Quantization of the Energy for the inhomogeneous Allen-Cahn mean curvature

TL;DR

This paper studies the energy distribution and convergence properties of varifolds associated with the Allen--Cahn phase transition, demonstrating energy equidistribution and convergence to integer rectifiable varifolds with controlled mean curvature.

Contribution

It establishes energy equidistribution between Dirichlet and potential energies and proves convergence to integer rectifiable varifolds with mean curvature in L^{q_0}, extending Allard's theorem.

Findings

Energy is evenly distributed between Dirichlet and potential components.

Varifolds converge to integer rectifiable varifolds with bounded mean curvature.

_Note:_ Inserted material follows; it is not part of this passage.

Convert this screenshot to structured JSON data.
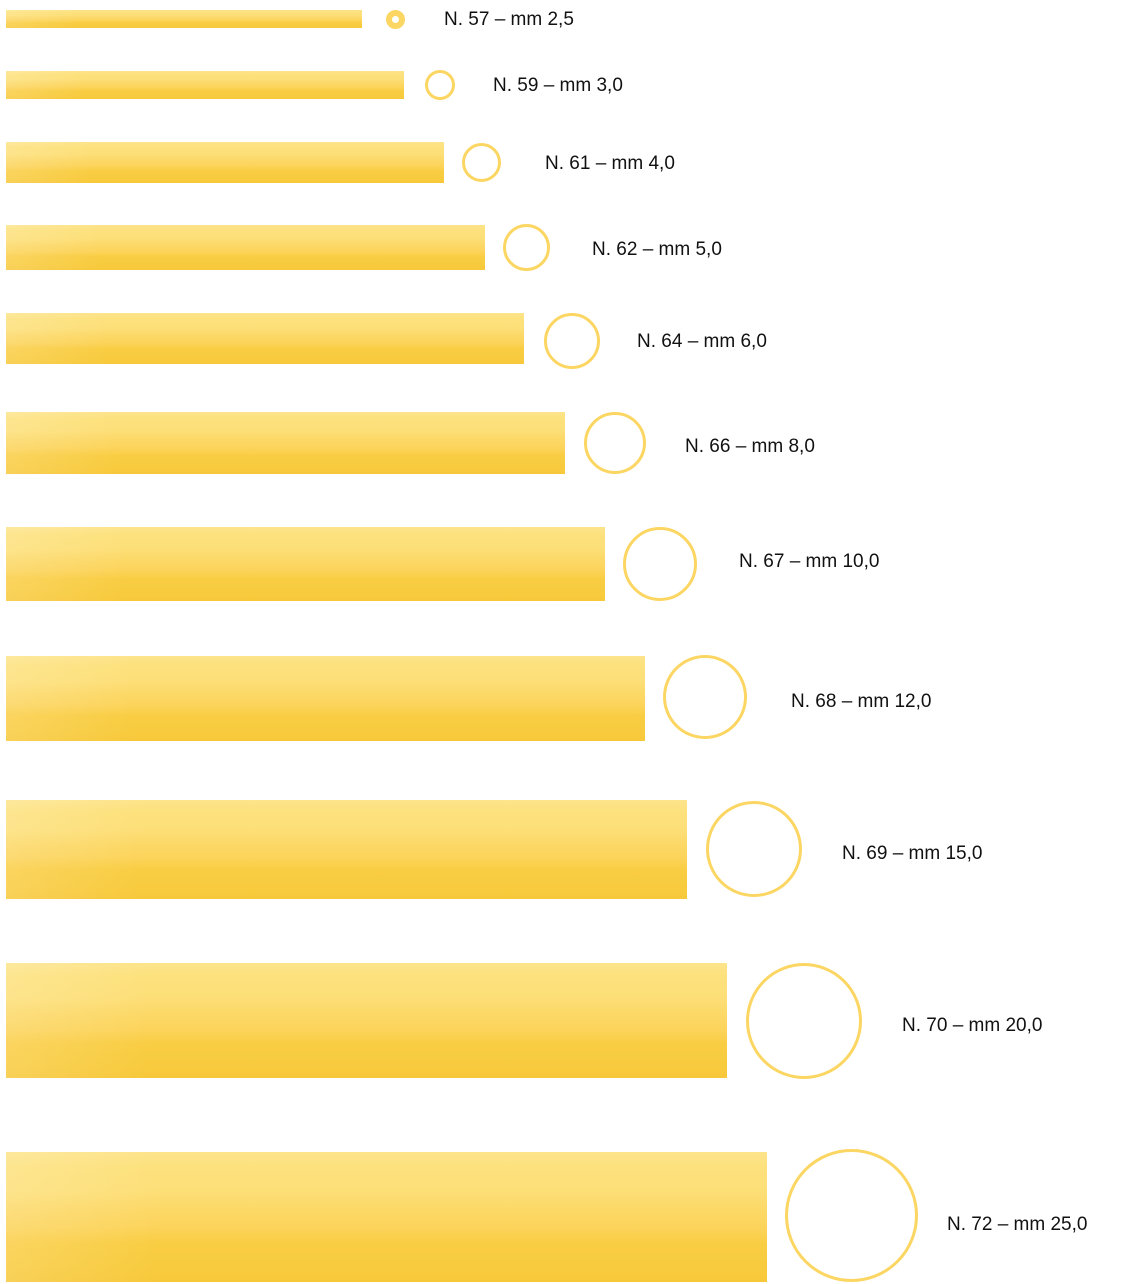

Extension of Allard's convergence theorem to Allen--Cahn varifolds.

Abstract

We consider the varifold associated to the Allen--Cahn phase transition problem in $\mathbb R^{n+1}$(or $n+1$-dimensional Riemannian manifolds with bounded curvature) with integral $L^{q_0}$ bounds on the Allen--Cahn mean curvature (first variation of the Allen--Cahn energy) in this paper. It is shown here that there is an equidistribution of energy between the Dirichlet and Potential energy in the phase field limit and that the associated varifold to the total energy converges to an integer rectifiable varifold with mean curvature in $L^{q_0}, q_0 > n$. The latter is a diffused version of Allard's convergence theorem for integer rectifiable varifolds.